I wrote up the story behind the find and the larger traditions of sample sourcing for the LA Times last week and it was an enjoyable travel back to an era where I was actively participating in sample sleuthing. By coincidence, I was hanging with Chris and Brendan, who run Piecelock 70, and Chris (aka Thes Ichi), was telling us about one of the more infamous stories from the sampling golden era and he was cool with me re-telling it here…

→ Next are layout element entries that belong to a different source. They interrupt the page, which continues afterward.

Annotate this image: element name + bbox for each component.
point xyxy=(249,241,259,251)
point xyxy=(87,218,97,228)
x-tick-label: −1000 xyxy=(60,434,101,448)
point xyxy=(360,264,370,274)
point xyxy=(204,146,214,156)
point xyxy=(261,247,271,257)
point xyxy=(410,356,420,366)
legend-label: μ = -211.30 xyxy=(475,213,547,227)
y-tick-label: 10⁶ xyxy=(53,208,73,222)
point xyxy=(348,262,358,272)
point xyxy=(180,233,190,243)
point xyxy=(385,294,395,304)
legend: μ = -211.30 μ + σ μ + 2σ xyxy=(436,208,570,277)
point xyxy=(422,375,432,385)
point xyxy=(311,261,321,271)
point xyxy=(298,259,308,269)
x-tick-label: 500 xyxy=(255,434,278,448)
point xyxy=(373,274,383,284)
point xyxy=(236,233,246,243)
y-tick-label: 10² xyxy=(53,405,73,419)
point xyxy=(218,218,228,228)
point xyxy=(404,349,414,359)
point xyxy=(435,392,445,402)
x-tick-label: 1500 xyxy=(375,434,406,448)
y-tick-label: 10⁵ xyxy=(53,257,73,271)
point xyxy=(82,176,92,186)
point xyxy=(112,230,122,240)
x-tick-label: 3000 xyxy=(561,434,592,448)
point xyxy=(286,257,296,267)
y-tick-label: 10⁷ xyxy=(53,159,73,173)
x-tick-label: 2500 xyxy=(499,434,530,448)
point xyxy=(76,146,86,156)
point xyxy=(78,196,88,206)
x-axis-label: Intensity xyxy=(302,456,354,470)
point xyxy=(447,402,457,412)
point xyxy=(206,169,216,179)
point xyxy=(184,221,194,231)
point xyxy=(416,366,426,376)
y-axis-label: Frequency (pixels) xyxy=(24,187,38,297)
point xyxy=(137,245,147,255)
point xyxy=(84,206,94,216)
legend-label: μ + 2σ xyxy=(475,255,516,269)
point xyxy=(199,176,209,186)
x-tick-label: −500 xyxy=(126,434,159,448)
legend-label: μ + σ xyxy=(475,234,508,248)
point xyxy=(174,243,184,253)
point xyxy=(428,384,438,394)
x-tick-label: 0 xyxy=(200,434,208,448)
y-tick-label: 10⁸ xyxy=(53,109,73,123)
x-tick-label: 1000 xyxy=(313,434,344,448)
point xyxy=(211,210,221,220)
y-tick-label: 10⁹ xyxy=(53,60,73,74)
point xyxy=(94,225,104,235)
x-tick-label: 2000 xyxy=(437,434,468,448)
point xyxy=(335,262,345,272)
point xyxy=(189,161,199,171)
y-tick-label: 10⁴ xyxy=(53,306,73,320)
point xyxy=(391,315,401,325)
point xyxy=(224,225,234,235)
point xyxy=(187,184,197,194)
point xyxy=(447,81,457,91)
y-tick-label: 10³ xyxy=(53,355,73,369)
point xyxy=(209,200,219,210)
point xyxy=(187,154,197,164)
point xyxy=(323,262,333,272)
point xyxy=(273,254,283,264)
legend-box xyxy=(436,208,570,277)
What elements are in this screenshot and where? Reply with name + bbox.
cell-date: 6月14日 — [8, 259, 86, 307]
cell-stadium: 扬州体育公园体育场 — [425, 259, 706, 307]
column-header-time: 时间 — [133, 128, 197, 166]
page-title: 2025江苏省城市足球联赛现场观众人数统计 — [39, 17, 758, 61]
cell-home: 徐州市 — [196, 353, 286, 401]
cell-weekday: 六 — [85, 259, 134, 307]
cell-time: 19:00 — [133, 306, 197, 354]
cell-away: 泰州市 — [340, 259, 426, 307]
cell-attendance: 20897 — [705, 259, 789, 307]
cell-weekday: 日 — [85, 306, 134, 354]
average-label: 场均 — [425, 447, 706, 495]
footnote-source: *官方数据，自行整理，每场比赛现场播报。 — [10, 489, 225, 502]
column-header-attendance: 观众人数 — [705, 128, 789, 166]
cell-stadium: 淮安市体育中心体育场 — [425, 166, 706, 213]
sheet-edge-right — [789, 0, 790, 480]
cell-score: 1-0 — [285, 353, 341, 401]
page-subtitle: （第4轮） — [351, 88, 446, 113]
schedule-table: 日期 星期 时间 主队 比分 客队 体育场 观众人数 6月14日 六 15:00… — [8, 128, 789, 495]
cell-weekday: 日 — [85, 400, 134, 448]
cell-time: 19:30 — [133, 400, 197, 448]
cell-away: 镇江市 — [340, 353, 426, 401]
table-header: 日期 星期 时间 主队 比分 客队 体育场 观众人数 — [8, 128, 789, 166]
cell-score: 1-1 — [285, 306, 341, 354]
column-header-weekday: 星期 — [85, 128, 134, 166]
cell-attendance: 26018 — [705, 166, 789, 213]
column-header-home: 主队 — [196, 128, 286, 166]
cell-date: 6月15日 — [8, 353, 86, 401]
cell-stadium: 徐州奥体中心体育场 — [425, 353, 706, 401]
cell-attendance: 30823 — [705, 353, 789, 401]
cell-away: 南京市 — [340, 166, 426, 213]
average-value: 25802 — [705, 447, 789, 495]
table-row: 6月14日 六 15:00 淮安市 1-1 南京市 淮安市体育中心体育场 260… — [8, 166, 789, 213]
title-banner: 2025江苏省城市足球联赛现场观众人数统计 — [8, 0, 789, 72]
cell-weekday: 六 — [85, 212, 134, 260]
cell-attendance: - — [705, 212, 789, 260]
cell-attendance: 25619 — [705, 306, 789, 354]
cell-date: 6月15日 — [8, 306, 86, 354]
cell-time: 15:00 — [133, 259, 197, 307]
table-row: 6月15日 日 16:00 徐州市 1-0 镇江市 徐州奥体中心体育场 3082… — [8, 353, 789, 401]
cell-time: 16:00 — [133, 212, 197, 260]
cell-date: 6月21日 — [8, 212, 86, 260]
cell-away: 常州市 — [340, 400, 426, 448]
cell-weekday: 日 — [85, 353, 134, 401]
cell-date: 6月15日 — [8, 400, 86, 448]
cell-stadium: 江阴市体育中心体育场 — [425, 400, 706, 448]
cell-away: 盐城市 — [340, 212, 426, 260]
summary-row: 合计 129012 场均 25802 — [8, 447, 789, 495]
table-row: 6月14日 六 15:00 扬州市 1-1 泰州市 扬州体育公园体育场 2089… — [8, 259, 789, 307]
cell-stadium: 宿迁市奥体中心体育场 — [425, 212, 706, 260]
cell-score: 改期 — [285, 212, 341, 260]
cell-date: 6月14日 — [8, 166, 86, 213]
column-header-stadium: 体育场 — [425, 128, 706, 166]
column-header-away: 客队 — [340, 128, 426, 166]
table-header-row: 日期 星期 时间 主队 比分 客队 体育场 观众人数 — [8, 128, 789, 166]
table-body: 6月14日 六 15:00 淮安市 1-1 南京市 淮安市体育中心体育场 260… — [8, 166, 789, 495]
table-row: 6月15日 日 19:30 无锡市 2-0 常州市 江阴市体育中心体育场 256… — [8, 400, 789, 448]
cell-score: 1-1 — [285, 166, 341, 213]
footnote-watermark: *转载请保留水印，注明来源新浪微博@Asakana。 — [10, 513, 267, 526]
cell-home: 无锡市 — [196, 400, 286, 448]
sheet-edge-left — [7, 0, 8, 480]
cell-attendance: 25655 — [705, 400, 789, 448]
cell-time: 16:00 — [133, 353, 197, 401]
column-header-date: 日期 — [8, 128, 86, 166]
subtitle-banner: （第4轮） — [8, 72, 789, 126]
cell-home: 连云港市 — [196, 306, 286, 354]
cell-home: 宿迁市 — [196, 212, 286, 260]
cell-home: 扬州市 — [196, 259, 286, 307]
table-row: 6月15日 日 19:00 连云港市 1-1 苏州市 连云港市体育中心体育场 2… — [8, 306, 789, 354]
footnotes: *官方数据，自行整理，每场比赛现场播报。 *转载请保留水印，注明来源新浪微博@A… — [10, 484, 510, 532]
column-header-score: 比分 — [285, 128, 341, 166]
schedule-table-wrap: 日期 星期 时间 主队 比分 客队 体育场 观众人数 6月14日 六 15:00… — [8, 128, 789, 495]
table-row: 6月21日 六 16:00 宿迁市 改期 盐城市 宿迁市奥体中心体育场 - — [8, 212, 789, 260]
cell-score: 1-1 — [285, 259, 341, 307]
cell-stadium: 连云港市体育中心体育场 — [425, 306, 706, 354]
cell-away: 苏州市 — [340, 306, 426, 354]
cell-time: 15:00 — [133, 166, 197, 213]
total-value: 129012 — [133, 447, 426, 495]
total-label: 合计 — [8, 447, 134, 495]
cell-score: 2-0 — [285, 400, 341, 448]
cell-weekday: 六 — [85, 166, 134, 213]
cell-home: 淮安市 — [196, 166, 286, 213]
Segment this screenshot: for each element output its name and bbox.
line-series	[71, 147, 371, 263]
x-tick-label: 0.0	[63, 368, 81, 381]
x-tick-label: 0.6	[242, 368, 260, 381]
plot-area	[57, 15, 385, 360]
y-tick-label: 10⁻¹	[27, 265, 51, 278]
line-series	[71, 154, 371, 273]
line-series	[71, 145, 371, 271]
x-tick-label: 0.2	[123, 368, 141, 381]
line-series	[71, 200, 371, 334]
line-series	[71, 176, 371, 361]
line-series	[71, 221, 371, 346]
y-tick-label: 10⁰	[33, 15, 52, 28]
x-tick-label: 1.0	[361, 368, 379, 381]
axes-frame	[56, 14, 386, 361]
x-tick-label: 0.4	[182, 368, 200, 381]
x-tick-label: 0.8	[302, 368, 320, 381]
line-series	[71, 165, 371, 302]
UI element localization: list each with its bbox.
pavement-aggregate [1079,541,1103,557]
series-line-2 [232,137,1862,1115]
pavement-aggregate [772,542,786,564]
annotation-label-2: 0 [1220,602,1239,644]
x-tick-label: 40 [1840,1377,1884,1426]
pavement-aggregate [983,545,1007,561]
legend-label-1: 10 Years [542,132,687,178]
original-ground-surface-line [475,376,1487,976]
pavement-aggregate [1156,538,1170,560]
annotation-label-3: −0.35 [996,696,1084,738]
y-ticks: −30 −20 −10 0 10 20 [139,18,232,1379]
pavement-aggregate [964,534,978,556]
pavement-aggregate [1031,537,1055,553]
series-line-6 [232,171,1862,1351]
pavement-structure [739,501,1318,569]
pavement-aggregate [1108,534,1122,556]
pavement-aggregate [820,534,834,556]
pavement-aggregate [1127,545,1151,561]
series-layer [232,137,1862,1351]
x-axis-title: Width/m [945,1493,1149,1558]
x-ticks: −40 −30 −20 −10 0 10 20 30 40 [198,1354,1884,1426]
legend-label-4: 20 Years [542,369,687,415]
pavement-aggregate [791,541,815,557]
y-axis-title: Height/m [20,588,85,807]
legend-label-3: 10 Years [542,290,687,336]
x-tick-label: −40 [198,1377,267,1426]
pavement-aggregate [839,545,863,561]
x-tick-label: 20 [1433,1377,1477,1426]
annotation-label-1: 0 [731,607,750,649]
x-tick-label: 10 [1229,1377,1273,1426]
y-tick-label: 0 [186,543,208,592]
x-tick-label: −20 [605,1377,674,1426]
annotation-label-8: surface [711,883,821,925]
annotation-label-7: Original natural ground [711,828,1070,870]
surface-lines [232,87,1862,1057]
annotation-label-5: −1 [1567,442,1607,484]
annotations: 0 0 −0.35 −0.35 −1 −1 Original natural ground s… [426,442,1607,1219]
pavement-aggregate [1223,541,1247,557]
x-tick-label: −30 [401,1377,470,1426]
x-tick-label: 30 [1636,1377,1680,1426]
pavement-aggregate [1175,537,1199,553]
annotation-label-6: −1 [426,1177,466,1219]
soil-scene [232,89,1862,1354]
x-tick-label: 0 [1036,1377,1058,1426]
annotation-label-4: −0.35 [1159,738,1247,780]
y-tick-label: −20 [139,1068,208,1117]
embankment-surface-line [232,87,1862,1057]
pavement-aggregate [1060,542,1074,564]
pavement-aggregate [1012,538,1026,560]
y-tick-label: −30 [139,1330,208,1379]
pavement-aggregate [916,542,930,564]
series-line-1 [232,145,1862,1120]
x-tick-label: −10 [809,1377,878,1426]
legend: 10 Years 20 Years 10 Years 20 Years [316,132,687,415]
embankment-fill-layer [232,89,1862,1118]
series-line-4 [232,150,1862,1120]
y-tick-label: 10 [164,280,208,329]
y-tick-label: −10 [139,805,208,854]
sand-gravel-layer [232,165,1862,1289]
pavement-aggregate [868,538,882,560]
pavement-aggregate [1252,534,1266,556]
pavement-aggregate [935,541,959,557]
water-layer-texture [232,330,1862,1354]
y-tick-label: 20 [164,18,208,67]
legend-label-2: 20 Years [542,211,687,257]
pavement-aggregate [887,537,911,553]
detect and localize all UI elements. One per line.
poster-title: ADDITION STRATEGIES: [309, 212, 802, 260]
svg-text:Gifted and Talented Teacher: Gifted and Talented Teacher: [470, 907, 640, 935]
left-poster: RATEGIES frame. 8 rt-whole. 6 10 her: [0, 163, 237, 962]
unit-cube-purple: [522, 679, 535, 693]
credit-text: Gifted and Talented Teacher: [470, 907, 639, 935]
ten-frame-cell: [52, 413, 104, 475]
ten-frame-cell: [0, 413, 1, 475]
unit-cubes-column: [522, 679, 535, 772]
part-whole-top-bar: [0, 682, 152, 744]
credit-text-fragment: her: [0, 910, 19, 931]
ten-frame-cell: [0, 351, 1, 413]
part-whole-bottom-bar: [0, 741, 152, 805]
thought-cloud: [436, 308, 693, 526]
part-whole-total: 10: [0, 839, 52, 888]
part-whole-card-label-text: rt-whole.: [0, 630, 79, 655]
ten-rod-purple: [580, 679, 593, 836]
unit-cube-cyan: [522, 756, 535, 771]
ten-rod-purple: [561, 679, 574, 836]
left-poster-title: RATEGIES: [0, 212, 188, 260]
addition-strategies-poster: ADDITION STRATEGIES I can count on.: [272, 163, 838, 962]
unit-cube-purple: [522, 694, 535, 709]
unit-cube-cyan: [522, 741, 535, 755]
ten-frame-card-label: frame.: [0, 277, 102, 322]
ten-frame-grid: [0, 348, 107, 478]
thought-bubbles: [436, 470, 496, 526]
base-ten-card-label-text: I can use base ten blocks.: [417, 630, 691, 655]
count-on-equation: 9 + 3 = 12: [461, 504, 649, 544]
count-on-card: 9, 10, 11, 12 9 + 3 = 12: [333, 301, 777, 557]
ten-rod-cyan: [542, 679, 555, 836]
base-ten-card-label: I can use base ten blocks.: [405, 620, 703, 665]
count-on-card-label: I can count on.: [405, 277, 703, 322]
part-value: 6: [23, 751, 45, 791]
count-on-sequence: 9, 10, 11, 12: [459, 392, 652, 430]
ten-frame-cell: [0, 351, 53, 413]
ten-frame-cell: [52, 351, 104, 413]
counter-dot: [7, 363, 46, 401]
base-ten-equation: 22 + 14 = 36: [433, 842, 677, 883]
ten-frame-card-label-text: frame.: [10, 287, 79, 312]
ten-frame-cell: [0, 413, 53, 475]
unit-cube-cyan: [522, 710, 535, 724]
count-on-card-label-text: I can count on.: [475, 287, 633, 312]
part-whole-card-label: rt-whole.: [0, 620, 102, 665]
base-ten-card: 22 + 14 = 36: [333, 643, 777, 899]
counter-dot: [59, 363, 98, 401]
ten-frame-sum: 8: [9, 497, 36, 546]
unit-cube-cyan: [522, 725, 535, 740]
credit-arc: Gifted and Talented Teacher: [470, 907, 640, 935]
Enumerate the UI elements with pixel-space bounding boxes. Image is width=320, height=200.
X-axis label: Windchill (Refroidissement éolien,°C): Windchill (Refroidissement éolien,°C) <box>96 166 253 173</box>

Back in the early ’90s, as much as the diggin’ in the crates ethic may have been promoted, many producers didn’t just rely on their parents’ record collection to find loops, they also depended on record dealers who began to get wise to how lucrative an LP with some good samples could be. 2 One guy in the mix was…let’s just call him BB. He used to sell several of the key producers from the era but while he might hep, say, Pete Rock to a hot new loop he discovered, BB wasn’t above sharing this same “exclusive” secret with several other cats, all in hopes of selling them the album at a mark up. According to BB, this practice became a bit awkward when he began touting around this song:

Milt Jackson with the Ray Brown Big Band: Enchanted Lady
From Memphis Jackson (Impulse!, 1970)

He shopped it to Pete Rock. And Large Professor. And De La Soul.3 And all three ended up using it around the same time: here, here and here. And all three, presumably, we were wondering why their peers just happened to be using the same damn song.

Now…as much as I would love to believe the story – and I’m not saying it’s not true – the main part where it breaks down is the fact that Pete Rock used the loop twice on The Main Ingredient4 but that album is from 1994 whereas all the other uses of “Enchanted Lady” show up two years later. What could be possible is that BB hit off all these guys at the same time but Pete was the first to be able to use it on a release whereas LP was probably caught up in Geffen drama and De La wasn’t likely to release another album in ’94 having just put out Buhloone Mindstate the year before.5

If we’re going to play a game of “who flipped it better?”, I’m kind of stuck here. “Escape” is my favorite song of the batch, but not necessarily strictly for the sample. I think Large Pro went the furthest in really highlighting the original but I’ve never been a huge fan of that single. And I do like the melancholy of “Dinninit.”

  1. Hear the sampling/transformation process here.
  2. Read Wax Poetics’ story about the old Roosevelt Record shows, for example.
  3. Da Beatminerz too?
  4. Besides on “Escape,” it also powers “Carmel City“.
  5. In any case, I think Atlanta’s Spearhead X produced their song…another BB client?